To The Bone (2017) Review
Schaut man sich die
Trackliste an und dann die Länge der Stücke, ist genau eines voll
Radio kompatibel, nämlich Permanating, Track 6 von 11. Mit genau
3:35 min, hat es wirklich gute Chancen im Radio voll ausgespielt zu
werden. Blank Tapes (Stück 7) mit 2:09 min ist eine Ballade, die
nicht als reines Popstück durch gehen kann, weil sie als Duett
gesungen, nicht Radioballaden üblich ist. Alle anderen 9 Stücke,
liegen teils deutlich über 4 min und fallen damit raus, das Kriterium
für belanglose Popmusik zu erfüllen.
An alle Wilson Fans
gerichtet, macht euch keinen Kopf, Wilson verlässt mit diesem Album
keine gut eingelaufene Pfade, sondern wird neue Wege und
Hörgewohnheiten auftun. Bei mir hat er mal wieder alles nieder
gerissen, was ich so nicht erwartet habe. Nur weil es eingängiger
wird und man teils mit seinem Fuß mit wippt, eventuell den einen
oder anderen Refrain nach dreimaligem Hören mitsingt, hat Wilson
nicht weniger Anspruch an den Hörer gestellt. Nach wie vor gilt,
jedes Stück spannend wie eine kleine Geschichte, der Meister will
sich nur breiter positionieren.
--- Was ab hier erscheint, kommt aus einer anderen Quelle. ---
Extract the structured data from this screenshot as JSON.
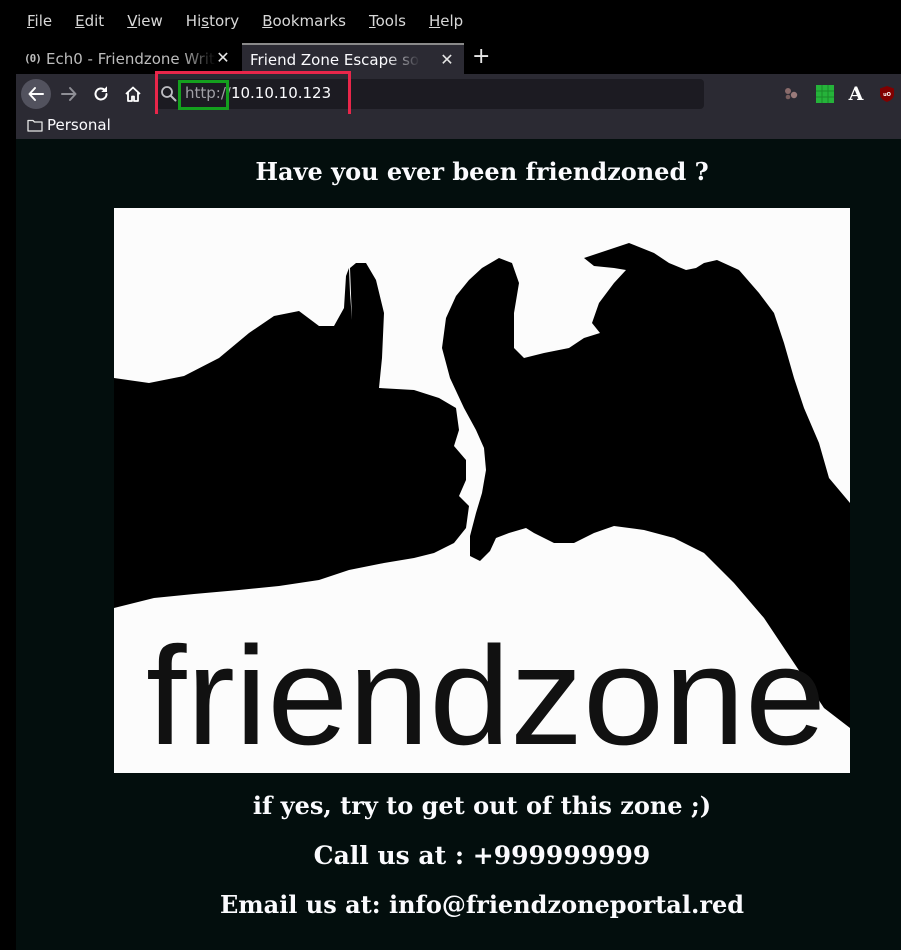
{
  "menu": [
    "File",
    "Edit",
    "View",
    "History",
    "Bookmarks",
    "Tools",
    "Help"
  ],
  "menu_accels": [
    "F",
    "E",
    "V",
    "s",
    "B",
    "T",
    "H"
  ],
  "tabs": [
    {
      "favicon": "(0)",
      "title": "Ech0 - Friendzone Writ"
    },
    {
      "title": "Friend Zone Escape softw"
    }
  ],
  "url": {
    "scheme": "http://",
    "host": "10.10.10.123"
  },
  "bookmarks": [
    {
      "label": "Personal"
    }
  ],
  "extensions": [
    "cookie-extension-icon",
    "grid-extension-icon",
    "font-extension-icon",
    "ublock-origin-icon"
  ],
  "colors": {
    "highlight_red": "#e8264a",
    "highlight_green": "#14a01e",
    "page_bg": "#030e0d"
  },
  "page": {
    "title": "Have you ever been friendzoned ?",
    "logo_text": "friendzone",
    "line1": "if yes, try to get out of this zone ;)",
    "line2": "Call us at : +999999999",
    "line3": "Email us at: info@friendzoneportal.red"
  }
}
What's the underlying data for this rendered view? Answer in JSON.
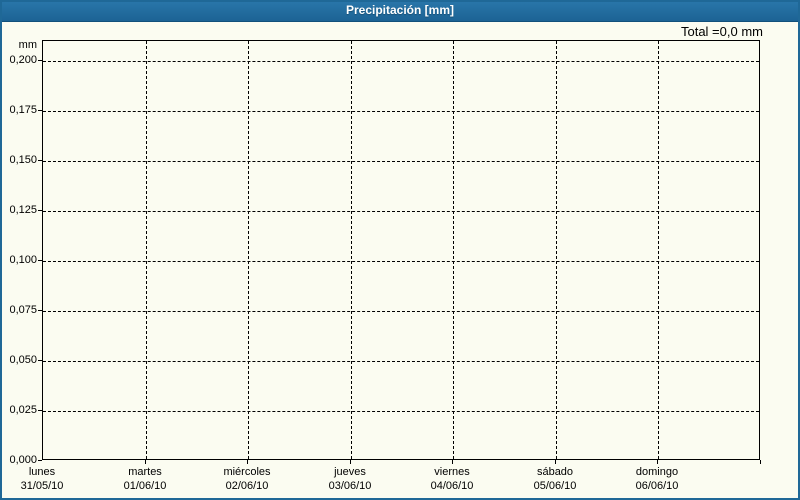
{
  "window": {
    "title": "Precipitación [mm]",
    "total_label": "Total =0,0 mm"
  },
  "colors": {
    "header_bg_top": "#2a77ab",
    "header_bg_bottom": "#1c6394",
    "frame_border": "#1f6897",
    "content_bg": "#fbfcf1",
    "grid": "#000000",
    "text": "#000000",
    "header_text": "#ffffff"
  },
  "chart_data": {
    "type": "bar",
    "title": "Precipitación [mm]",
    "ylabel": "mm",
    "total_annotation": "Total =0,0 mm",
    "categories": [
      "lunes",
      "martes",
      "miércoles",
      "jueves",
      "viernes",
      "sábado",
      "domingo"
    ],
    "dates": [
      "31/05/10",
      "01/06/10",
      "02/06/10",
      "03/06/10",
      "04/06/10",
      "05/06/10",
      "06/06/10"
    ],
    "series": [
      {
        "name": "Precipitación",
        "values": [
          0,
          0,
          0,
          0,
          0,
          0,
          0
        ]
      }
    ],
    "yticks": [
      "0,200",
      "0,175",
      "0,150",
      "0,125",
      "0,100",
      "0,075",
      "0,050",
      "0,025",
      "0,000"
    ],
    "ytick_values": [
      0.2,
      0.175,
      0.15,
      0.125,
      0.1,
      0.075,
      0.05,
      0.025,
      0.0
    ],
    "ylim": [
      0,
      0.21
    ],
    "grid": "dashed",
    "legend": "none"
  }
}
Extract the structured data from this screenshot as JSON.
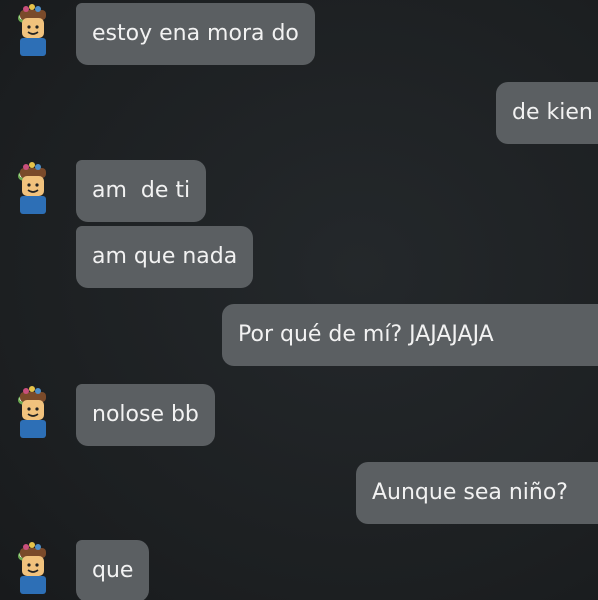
{
  "contact": {
    "avatar_icon": "roblox-avatar-icon"
  },
  "messages": [
    {
      "sender": "them",
      "text": "estoy ena mora do"
    },
    {
      "sender": "me",
      "text": "de kien"
    },
    {
      "sender": "them",
      "text": "am  de ti"
    },
    {
      "sender": "them",
      "text": "am que nada"
    },
    {
      "sender": "me",
      "text": "Por qué de mí? JAJAJAJA"
    },
    {
      "sender": "them",
      "text": "nolose bb"
    },
    {
      "sender": "me",
      "text": "Aunque sea niño?"
    },
    {
      "sender": "them",
      "text": "que"
    }
  ],
  "colors": {
    "background": "#1d2022",
    "bubble": "#5b5f62",
    "text": "#f2f2f2"
  }
}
Was ihm vortrefflich gelingt!
Das gelingt ihm vor
allem durch eine tolle Gitarrenarbeit. To The Bone, Nowhere Now,
Pariah und Refuge (ein Mundharmonika Solo macht das Stück zu was
besonderem) stehen dafür, Riffs und Solis genauso intensiv und
passend wie Regret#9 von Hand Cannot Erase, zu beinhalten.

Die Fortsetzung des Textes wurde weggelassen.